President Donald Trump has announced that his administration will investigate instances of voter fraud during the 2016 presidential election to produce the evidence for his unsubstantiated assertions that illegal voting had cost him the popular vote. By Trump's criteria, his own White House chief strategist, Steve Bannon, is guilty of voter fraud.
On Jan. 25, Trump announced on social media that his administration would investigate his assertions of widespread voter fraud during the presidential election, according to The Washington Post.
"I will be asking for a major investigation into VOTER FRAUD, including those registered to vote in two states, those who are illegal and even, those registered to vote who are dead (and many for a long time)," Trump tweeted out. "Depending on results, we will strengthen up voting procedures!"

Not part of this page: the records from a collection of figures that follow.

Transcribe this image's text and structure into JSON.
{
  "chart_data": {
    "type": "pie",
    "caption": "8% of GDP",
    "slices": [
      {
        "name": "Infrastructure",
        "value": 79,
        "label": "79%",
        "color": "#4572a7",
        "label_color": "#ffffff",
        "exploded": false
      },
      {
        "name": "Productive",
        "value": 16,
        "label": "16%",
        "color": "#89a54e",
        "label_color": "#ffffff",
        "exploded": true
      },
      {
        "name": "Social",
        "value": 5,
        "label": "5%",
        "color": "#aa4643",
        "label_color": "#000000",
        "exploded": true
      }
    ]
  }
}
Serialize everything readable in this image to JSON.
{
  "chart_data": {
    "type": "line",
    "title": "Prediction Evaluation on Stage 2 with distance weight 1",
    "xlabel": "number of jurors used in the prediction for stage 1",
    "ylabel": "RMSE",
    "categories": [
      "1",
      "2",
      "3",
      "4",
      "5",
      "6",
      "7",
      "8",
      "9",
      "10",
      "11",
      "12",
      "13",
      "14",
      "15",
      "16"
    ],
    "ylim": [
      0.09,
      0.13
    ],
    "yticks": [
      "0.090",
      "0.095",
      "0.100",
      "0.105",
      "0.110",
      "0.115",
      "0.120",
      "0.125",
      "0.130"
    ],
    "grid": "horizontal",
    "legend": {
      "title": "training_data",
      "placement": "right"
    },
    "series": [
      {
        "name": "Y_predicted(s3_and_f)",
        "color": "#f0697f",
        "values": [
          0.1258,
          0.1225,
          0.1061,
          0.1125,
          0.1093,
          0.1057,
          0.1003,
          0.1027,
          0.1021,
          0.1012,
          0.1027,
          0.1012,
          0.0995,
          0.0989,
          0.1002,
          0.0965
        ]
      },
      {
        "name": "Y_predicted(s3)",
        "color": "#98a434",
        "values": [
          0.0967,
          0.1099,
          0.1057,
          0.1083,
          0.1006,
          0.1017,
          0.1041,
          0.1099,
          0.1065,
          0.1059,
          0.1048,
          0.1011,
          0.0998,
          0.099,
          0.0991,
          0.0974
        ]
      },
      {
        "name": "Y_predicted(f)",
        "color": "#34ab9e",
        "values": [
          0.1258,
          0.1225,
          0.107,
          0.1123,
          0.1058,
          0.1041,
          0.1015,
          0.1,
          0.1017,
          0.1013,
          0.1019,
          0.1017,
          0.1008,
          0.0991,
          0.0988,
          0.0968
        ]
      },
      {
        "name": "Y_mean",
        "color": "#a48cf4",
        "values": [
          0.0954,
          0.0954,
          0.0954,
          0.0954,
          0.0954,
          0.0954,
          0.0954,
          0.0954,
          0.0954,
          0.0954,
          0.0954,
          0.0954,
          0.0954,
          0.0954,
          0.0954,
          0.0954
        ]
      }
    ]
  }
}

Based on Trump's statement that being registered on the voting rolls of two different states constitutes voter fraud, Bannon would be in violation. On Election Day, the former Breitbart News CEO was registered to vote in both New York and Florida.
On his voter registration form, Bannon listed his address in New York City and ultimately voted in the state by absentee ballot. Meanwhile, Bannon was also registered in Sarasota County, Florida.
In April 2014, Bannon had also registered to vote in Dale County, Florida, despite physically living in Laguna Beach, California. He had listed a house that he had rented for his ex-wife as his Florida address, and there is continuing controversy over whether or not he had ever occupied that home, according to the Sarasota Herald Tribune.
Bannon registered to vote in New York in October 2016, despite remaining on the Sarasota registry since August 2016. On Nov. 7, the day before the presidential election, he sent a letter to former Sarasota County Elections Supervisor Kathy Dent requesting to be removed from the Florida rolls. The current Sarasota county supervisor, Ron Turner, has stated that their office had never received the letter.
On Jan. 24, White House press secretary Sean Spicer had justified Trump's repeated assertions that millions of votes cast during the election were illegal by citing a 2012 Pew Research Study that found that 2.7 million registered voters were on the rolls of in two states or more.
The author of that study, David Becker, has stated that they did not find evidence that voters with multiple registrations had cast double ballots.
In November 2016, Trump had ignited controversy when he asserted without evidence that millions of illegal votes had cost him the popular vote.
"In addition to winning the Electoral College in a landslide, I won the popular vote if you deduct the millions of people who voted illegally," Trump tweeted out.
On Jan. 23, Trump repeated his assertion during a bipartisan meeting with congressional leaders. Spicer has stated that the president believes that between 3 million to 5 million illegal votes were cast during the election.